I too fixed performance problems in that repo a few years back and did a write up on it - https://jackson.dev/post/rust-coreutils-dd/

I'm glad this project is getting some more attention, maybe even getting funding from Ubuntu since they're using it? Last time I touched it most of the code was still pretty clearly written by Rust beginners and non-systems programmers so it likely had/has many such issues to uncover. Ubuntu putting it into their distro should hopefully get more experienced (and actually paid!) devs taking a closer look.

[–] Blaster_M@lemmy.world 15 points 1 day ago (2 children)

They'll fix it... sounds like a skill issue, if base64 got fixed and performs better than c

[–] sga@piefed.social 9 points 1 day ago

a pull request has been made, and already merged.

[–] chocrates@piefed.world -1 points 1 day ago (2 children)

I've heard that while Rust has the ability to be faster than Go and maybe C, it is a lot harder to write rust code to do it

[–] trevor@lemmy.blahaj.zone 15 points 1 day ago* (last edited 1 day ago) (1 children)

This is not true. If you know Rust and C equally well, you're likely going to write equally performant Rust.

You could say that Rust is harder to learn than C. I'd disagree based on my personal experience, but you wouldn't be wrong.

[–] PlexSheep@infosec.pub 3 points 13 hours ago (1 children)

I have read papers for my bachelor's thesis that compared rust and c on x86-64 in terms of performance. It showed that C is a little or significantly faster, depending on the type of workload.

This is likely due to some runtime checks the rust compiler adds, and modified rust compilers that added less runtime checks led to about the same performance.

However, the performance is still very good for both languages (native machine code being executed), and in the same order of magnitude.

My own measurements for the armv6m architecture with an STM-32 showed that rust may even be faster in some cases, since the optimizing of the rust compiler was better, at least for that setup and for the CRC-32 algorithm.

[–] trevor@lemmy.blahaj.zone 1 points 8 hours ago* (last edited 6 hours ago)

Unless you're talking about some sort of reference counting, which has to be explicitly added by the programmer in cases where doing so is required for memory safety, I'm not sure what runtime checks you're referring to?

From what I've seen, the performance of programs written in C and Rust are generally the same, more or less, with C or Rust coming out on top with roughly coinflip odds in a handful of cases. This feels like the primary differentiator in performance really comes down to the implementation of the person writing it, and less to do with any performance differences inherent to either language.
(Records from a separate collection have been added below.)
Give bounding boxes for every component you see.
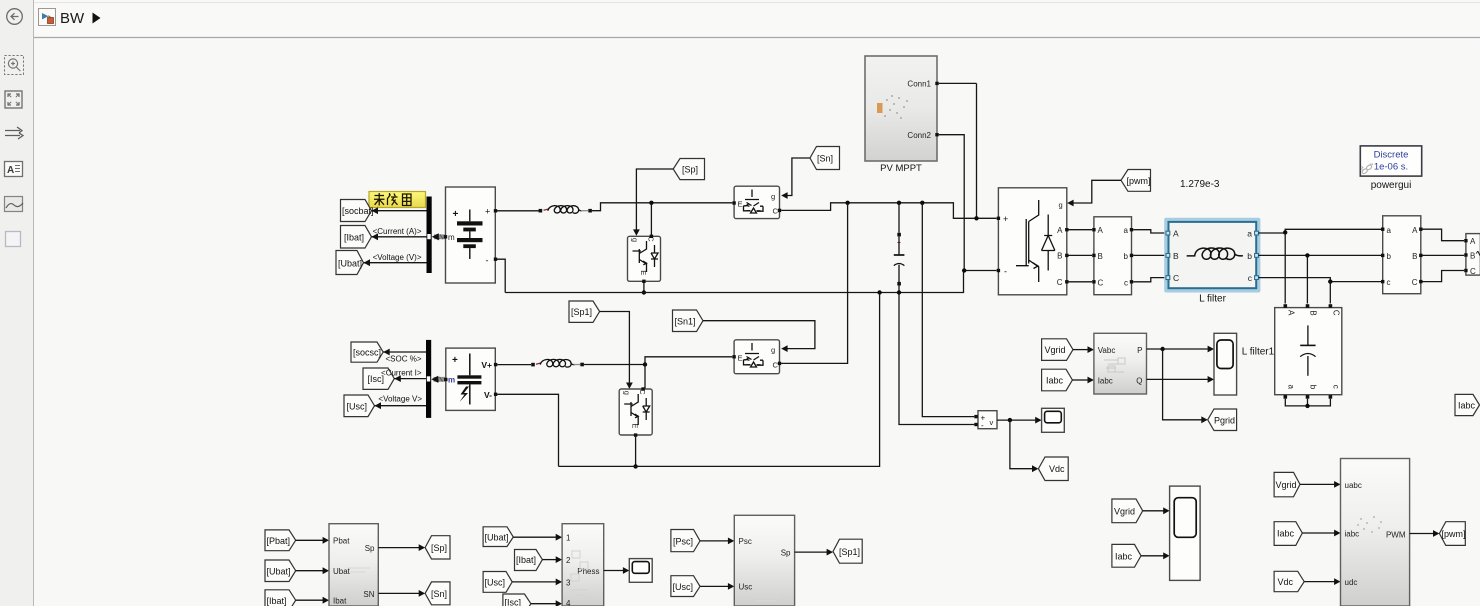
svg-text:a: a — [1124, 226, 1129, 235]
wire meter1 a to Lfilter A — [1133, 230, 1166, 233]
wire phase a down to cap bank — [1284, 232, 1286, 303]
svg-text:Iabc: Iabc — [1046, 376, 1064, 386]
svg-text:Vgrid: Vgrid — [1276, 480, 1297, 490]
From tag Iabc PQ — [1042, 369, 1073, 391]
svg-text:2: 2 — [566, 556, 571, 565]
From tag [Usc] sc — [671, 576, 700, 597]
wire inverter B to meter1 — [1069, 254, 1093, 256]
wire grid controller PWM out — [1410, 530, 1440, 537]
wire Pbat to controller — [296, 537, 329, 544]
svg-text:A: A — [1057, 226, 1063, 235]
svg-text:+: + — [452, 355, 458, 366]
wire Sn1 to Q4 gate — [703, 321, 815, 352]
From tag [Ibat] phess — [515, 550, 543, 571]
IGBT Q2 upper — [732, 186, 781, 218]
svg-text:b: b — [1387, 252, 1392, 261]
From tag [Usc] phess — [483, 572, 512, 593]
svg-text:PV MPPT: PV MPPT — [880, 163, 922, 174]
svg-text:g: g — [771, 192, 775, 201]
IGBT Q3 — [619, 387, 652, 437]
node positive rail junction vmeas — [920, 201, 924, 205]
wire bus to socbat — [372, 207, 427, 214]
svg-text:P: P — [1137, 346, 1142, 355]
wire controller Sp out — [378, 544, 425, 551]
sidebar icon signal arrows — [5, 127, 23, 139]
svg-text:[Sp1]: [Sp1] — [839, 547, 860, 557]
three-phase source grid — [1464, 234, 1480, 276]
top toolbar background — [34, 0, 1480, 37]
svg-text:1.279e-3: 1.279e-3 — [1180, 179, 1220, 190]
svg-text:iabc: iabc — [1345, 530, 1360, 539]
svg-text:Pgrid: Pgrid — [1214, 415, 1235, 425]
wire inverter A to meter1 — [1069, 229, 1093, 231]
From tag [Ibat] bottom — [265, 590, 296, 606]
wire meter2 A to source — [1423, 229, 1465, 241]
wire phase c down to cap bank — [1329, 282, 1331, 304]
node negative rail junction cap — [897, 290, 901, 294]
svg-text:Sp: Sp — [365, 544, 375, 553]
Goto tag [pwm] out — [1439, 522, 1465, 546]
svg-text:udc: udc — [1345, 578, 1358, 587]
svg-text:a: a — [1387, 226, 1392, 235]
svg-text:C: C — [1098, 278, 1104, 287]
From tag Vdc ctrl — [1274, 571, 1304, 591]
svg-text:+: + — [453, 209, 459, 220]
svg-text:Discrete: Discrete — [1374, 150, 1409, 161]
subsystem PV MPPT — [865, 56, 939, 161]
svg-text:B: B — [1412, 252, 1417, 261]
svg-text:[pwm]: [pwm] — [1127, 176, 1151, 186]
From tag [Sn] — [810, 147, 840, 170]
svg-text:[Usc]: [Usc] — [673, 582, 694, 592]
node phase c junction — [1328, 279, 1332, 283]
svg-text:V-: V- — [484, 390, 492, 400]
Goto tag [Sn] out — [425, 582, 450, 605]
wire Q1 emitter to negative rail — [643, 283, 645, 293]
svg-text:Conn2: Conn2 — [907, 131, 931, 140]
svg-text:[pwm]: [pwm] — [1442, 529, 1466, 539]
capacitor bank L filter1 — [1275, 304, 1342, 399]
voltage measurement Vdc — [974, 411, 997, 430]
svg-text:Iabc: Iabc — [1458, 401, 1476, 411]
wire bus2 to Usc — [375, 402, 427, 409]
wire meter2 B to source — [1423, 254, 1465, 256]
svg-text:v: v — [990, 418, 994, 427]
wire Usc to sc controller — [700, 583, 734, 590]
IGBT Q4 lower — [732, 340, 781, 374]
node positive rail junction riser — [845, 201, 849, 205]
svg-text:<Current (A)>: <Current (A)> — [373, 227, 422, 236]
svg-text:Iabc: Iabc — [1115, 551, 1133, 561]
wire meter1 c to Lfilter C — [1133, 278, 1166, 282]
battery Battery1 — [444, 187, 497, 283]
svg-text:Usc: Usc — [739, 583, 753, 592]
svg-text:Vgrid: Vgrid — [1114, 506, 1135, 516]
wire phess to scope — [604, 567, 630, 574]
svg-text:[Pbat]: [Pbat] — [267, 536, 291, 546]
svg-text:C: C — [1057, 278, 1063, 287]
From tag Vgrid ctrl — [1274, 472, 1300, 496]
wire Vgrid to scope2 — [1143, 507, 1170, 514]
From tag [Psc] — [671, 530, 700, 552]
svg-text:C: C — [1173, 273, 1179, 283]
sidebar icon annotation — [5, 162, 23, 177]
svg-text:C: C — [773, 361, 779, 370]
wire Ubat to phess 1 — [513, 534, 562, 541]
powergui block — [1360, 146, 1421, 176]
From tag Iabc ctrl — [1274, 522, 1302, 546]
scope phess — [629, 559, 652, 583]
svg-text:Pbat: Pbat — [333, 537, 350, 546]
breadcrumb arrow — [93, 13, 101, 24]
wire meter1 b to Lfilter B — [1133, 254, 1166, 256]
svg-text:a: a — [1247, 229, 1252, 239]
svg-text:<Voltage (V)>: <Voltage (V)> — [373, 253, 422, 262]
wire Vgrid to PQ block — [1073, 346, 1094, 353]
subsystem L filter selected — [1164, 218, 1260, 293]
wire rail2 to negative rail — [559, 293, 880, 467]
From tag [Ubat] phess — [483, 527, 513, 547]
breadcrumb model icon — [39, 9, 56, 26]
node negative wire junction Conn2 — [962, 268, 966, 272]
svg-text:E: E — [738, 200, 743, 209]
svg-text:powergui: powergui — [1371, 180, 1412, 191]
wire PV Conn2 to negative rail — [939, 135, 965, 271]
svg-text:c: c — [1124, 278, 1128, 287]
Goto tag Iabc right — [1455, 394, 1480, 415]
scope Vdc — [1042, 408, 1065, 432]
From tag Iabc scope — [1112, 544, 1141, 567]
From tag Vgrid scope — [1112, 499, 1143, 523]
svg-text:b: b — [1309, 385, 1318, 390]
left toolbar background — [0, 0, 33, 606]
svg-text:b: b — [1124, 252, 1129, 261]
wire L2 to midnode2 — [584, 364, 645, 366]
wire midnode2 to Q3 collector — [644, 365, 646, 390]
svg-text:[Isc]: [Isc] — [505, 598, 522, 606]
wire positive rail to vmeas plus — [922, 203, 974, 417]
node negative rail junction conv2 — [877, 290, 881, 294]
svg-text:-: - — [1004, 267, 1007, 277]
node negative rail junction Q1 — [642, 290, 646, 294]
svg-text:A: A — [1470, 237, 1476, 246]
subsystem grid controller — [1341, 459, 1410, 606]
From tag [Sn1] — [673, 310, 704, 332]
svg-text:[socsc]: [socsc] — [353, 347, 381, 357]
sidebar icon fit to view — [5, 91, 22, 108]
svg-text:Vdc: Vdc — [1049, 464, 1065, 474]
Goto tag Pgrid — [1208, 409, 1237, 431]
svg-text:[Ibat]: [Ibat] — [267, 596, 287, 606]
wire Ibat to phess 2 — [542, 556, 562, 563]
svg-text:<Voltage V>: <Voltage V> — [378, 395, 422, 404]
svg-text:c: c — [1387, 278, 1391, 287]
wire meter2 C to source — [1423, 271, 1465, 282]
Goto tag [Sp] out — [425, 536, 450, 559]
wire Lfilter b to meter2 — [1258, 254, 1381, 256]
node phase b junction — [1305, 253, 1309, 257]
svg-text:Ibat: Ibat — [333, 597, 347, 606]
back button icon — [7, 9, 23, 25]
wire P to Pgrid — [1163, 349, 1208, 423]
wire Isc to phess 4 — [531, 600, 562, 606]
svg-text:[Sn]: [Sn] — [431, 589, 447, 599]
svg-text:[Ubat]: [Ubat] — [267, 566, 291, 576]
wire midnode1 to Q1 collector — [650, 203, 652, 236]
svg-text:B: B — [1098, 252, 1103, 261]
svg-text:[socbat]: [socbat] — [342, 206, 374, 216]
svg-text:B: B — [1173, 251, 1179, 261]
bus selector 1 — [427, 197, 432, 274]
svg-text:m: m — [448, 233, 455, 242]
svg-text:<SOC %>: <SOC %> — [385, 354, 421, 363]
node midnode2 junction — [643, 362, 647, 366]
svg-text:-: - — [981, 421, 984, 430]
wire SC plus to L2 — [497, 364, 531, 366]
inductor L2 — [531, 359, 584, 367]
svg-text:A: A — [1173, 229, 1179, 239]
svg-text:SN: SN — [363, 590, 374, 599]
svg-text:A: A — [1286, 310, 1295, 316]
svg-text:a: a — [1286, 384, 1295, 389]
svg-text:B: B — [1309, 310, 1318, 315]
wire negative rail — [505, 271, 996, 293]
svg-text:[Ubat]: [Ubat] — [338, 258, 362, 268]
wire Vdc to grid controller — [1304, 578, 1340, 585]
three-phase VI measurement 2 — [1381, 216, 1423, 294]
wire L1 to midnode1 — [592, 203, 732, 211]
wire vmeas output — [997, 417, 1042, 472]
svg-text:+: + — [485, 207, 490, 217]
annotation note 未使用 — [369, 192, 426, 208]
sidebar icon image — [5, 197, 24, 212]
svg-text:L filter1: L filter1 — [1242, 347, 1275, 358]
wire bus to Ubat — [364, 259, 427, 266]
svg-text:Sp: Sp — [781, 548, 791, 557]
svg-text:BW: BW — [60, 10, 85, 27]
svg-text:[Sn]: [Sn] — [817, 154, 833, 164]
svg-text:g: g — [622, 391, 631, 395]
node rail2 junction Q3 — [633, 464, 637, 468]
svg-text:3: 3 — [566, 578, 571, 587]
From tag [Sp] — [673, 159, 704, 180]
three-phase VI measurement 1 — [1092, 217, 1133, 295]
node positive wire junction Conn1 — [974, 216, 978, 220]
svg-text:L filter: L filter — [1199, 294, 1227, 305]
sidebar icon empty box — [6, 232, 21, 247]
svg-text:c: c — [1332, 385, 1341, 389]
svg-text:[Psc]: [Psc] — [673, 537, 693, 547]
svg-text:A: A — [7, 165, 14, 176]
From tag [pwm] — [1121, 170, 1151, 192]
svg-text:1e-06 s.: 1e-06 s. — [1374, 162, 1408, 173]
wire Sn to Q2 gate — [781, 158, 810, 199]
scope grid — [1170, 486, 1201, 580]
From tag [socsc] — [351, 342, 383, 362]
wire bus2 to socsc — [383, 349, 426, 356]
wire pwm to inverter gate — [1067, 180, 1121, 206]
svg-text:[Ibat]: [Ibat] — [516, 555, 536, 565]
wire Ubat to controller — [296, 567, 329, 574]
subsystem battery charge control — [329, 524, 378, 606]
wire sc controller Sp out — [795, 549, 833, 556]
svg-text:A: A — [1098, 226, 1104, 235]
measurement bus m battery1 — [432, 233, 446, 240]
wire Q2 collector to positive rail — [781, 203, 996, 219]
wire Vgrid to grid controller — [1300, 481, 1341, 488]
svg-text:Vdc: Vdc — [1278, 577, 1294, 587]
svg-text:-: - — [486, 256, 489, 266]
svg-text:4: 4 — [566, 599, 571, 606]
wire controller SN out — [378, 590, 425, 597]
svg-text:Q: Q — [1136, 376, 1142, 385]
wire Sp to Q1 gate — [633, 169, 673, 236]
wire SC minus to rail2 — [497, 394, 558, 466]
wire cap bank star — [1285, 399, 1330, 406]
wire battery1 minus to negative rail — [497, 259, 505, 292]
capacitor C1 — [894, 203, 905, 293]
svg-text:[Usc]: [Usc] — [485, 578, 506, 588]
From tag [Ubat] — [336, 251, 364, 275]
wire midnode2 to Q4 emitter — [645, 357, 732, 365]
svg-text:B: B — [1057, 252, 1062, 261]
From tag [Ibat] — [341, 226, 372, 249]
subsystem supercap control — [734, 515, 794, 606]
svg-text:Psc: Psc — [739, 537, 752, 546]
svg-text:1: 1 — [566, 534, 571, 543]
measurement bus m battery2 — [431, 376, 445, 383]
svg-text:[Sn1]: [Sn1] — [675, 316, 696, 326]
svg-text:m: m — [448, 376, 455, 385]
wire Lfilter c to meter2 — [1258, 278, 1381, 282]
scope PQ — [1214, 333, 1237, 395]
wire Iabc to scope2 — [1141, 552, 1170, 559]
wire phase b down to cap bank — [1306, 255, 1308, 303]
svg-text:Vabc: Vabc — [1098, 346, 1116, 355]
wire PV Conn1 to positive rail — [939, 82, 977, 84]
svg-text:Conn1: Conn1 — [907, 80, 931, 89]
svg-text:Iabc: Iabc — [1098, 376, 1113, 385]
svg-text:<Current I>: <Current I> — [381, 369, 422, 378]
wire Psc to sc controller — [700, 538, 734, 545]
wire bus2 to Isc — [394, 375, 426, 382]
node positive rail junction cap — [897, 201, 901, 205]
svg-text:+: + — [1003, 214, 1008, 224]
node phase a junction — [1283, 230, 1287, 234]
wire Iabc to PQ block — [1072, 377, 1094, 384]
wire battery1 plus to L1 — [497, 210, 539, 212]
Goto tag [Sp1] out — [833, 539, 862, 563]
Goto tag Vdc — [1038, 457, 1068, 481]
From tag [Ubat] bottom — [265, 560, 296, 582]
svg-text:Iabc: Iabc — [1277, 529, 1295, 539]
wire Q3 emitter to rail2 — [635, 437, 637, 467]
wire inverter C to meter1 — [1069, 281, 1093, 283]
From tag [Sp1] — [569, 301, 600, 322]
svg-text:[Sp]: [Sp] — [682, 165, 698, 175]
svg-text:g: g — [1059, 201, 1063, 210]
svg-text:A: A — [1412, 226, 1418, 235]
svg-text:[Sp1]: [Sp1] — [571, 307, 592, 317]
wire PQ Q output — [1147, 376, 1215, 383]
svg-text:C: C — [1332, 310, 1341, 316]
svg-text:b: b — [1247, 251, 1252, 261]
From tag [Pbat] — [265, 530, 296, 551]
wire Usc to phess 3 — [512, 579, 562, 586]
node cap bank star junction — [1305, 404, 1309, 408]
wire Iabc to grid controller — [1302, 530, 1340, 537]
svg-text:B: B — [1470, 251, 1475, 260]
wire Ibat to controller — [296, 597, 329, 604]
svg-text:[Ubat]: [Ubat] — [485, 533, 509, 543]
svg-text:[Sp]: [Sp] — [431, 543, 447, 553]
wire negative rail to vmeas minus — [899, 293, 974, 425]
wire Lfilter a to meter2 — [1258, 229, 1381, 233]
wire Q4 collector to positive rail riser — [781, 203, 847, 364]
From tag [Isc] phess — [503, 594, 531, 606]
svg-text:uabc: uabc — [1345, 481, 1362, 490]
sidebar icon zoom — [5, 56, 24, 75]
From tag [socbat] — [341, 200, 374, 222]
wire Sp1 to Q3 gate — [600, 312, 633, 389]
From tag [Usc] — [344, 395, 375, 417]
svg-text:[Usc]: [Usc] — [347, 401, 368, 411]
svg-text:g: g — [771, 346, 775, 355]
From tag Vgrid PQ — [1042, 339, 1073, 361]
wire bus to Ibat — [372, 233, 427, 240]
subsystem Phess — [562, 524, 604, 606]
svg-text:[Ibat]: [Ibat] — [344, 232, 364, 242]
bus selector 2 — [426, 340, 431, 418]
svg-text:V+: V+ — [481, 360, 492, 370]
svg-text:C: C — [1470, 267, 1476, 276]
node midnode1 junction — [649, 201, 653, 205]
inverter universal bridge — [997, 188, 1069, 295]
wire PQ P output — [1147, 346, 1215, 353]
svg-text:Vgrid: Vgrid — [1045, 345, 1066, 355]
From tag [Isc] — [363, 368, 394, 389]
svg-text:PWM: PWM — [1386, 531, 1406, 540]
inductor L1 — [539, 206, 592, 214]
svg-text:g: g — [631, 238, 640, 242]
svg-text:E: E — [738, 354, 743, 363]
svg-text:C: C — [1412, 278, 1418, 287]
svg-text:C: C — [773, 207, 779, 216]
supercapacitor SC — [444, 348, 497, 410]
IGBT Q1 — [628, 235, 661, 283]
PQ measurement subsystem — [1094, 333, 1147, 394]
[–] ulterno@programming.dev 6 points 1 day ago

Well, you need to type more and you need to learn more things with Rust, before you can start making stuff.
But the additional work is to make it easier for you to make changes later, when you come back to it after a while.

So you might need to do more before hello world, but say if you have a complex library and want to use some function of it after learning Rust, it will be easier to not make some common mistakes.

A pretty good recent example of something that will cause a common mistake would be:
In the mongoc library, there is a function named mongoc_client_select_server and the pointer it returns requires destruction using mongoc_server_description_destroy. But it doesn't say so in the function's comments/documentation. So, I had to go into the function called by the function called by the function called by it, to find the function making said pointer and having a comment stating that the pointer made by it would require destruction by the user.
And the only reason I found that out was my obsession, but I had already made the mistake.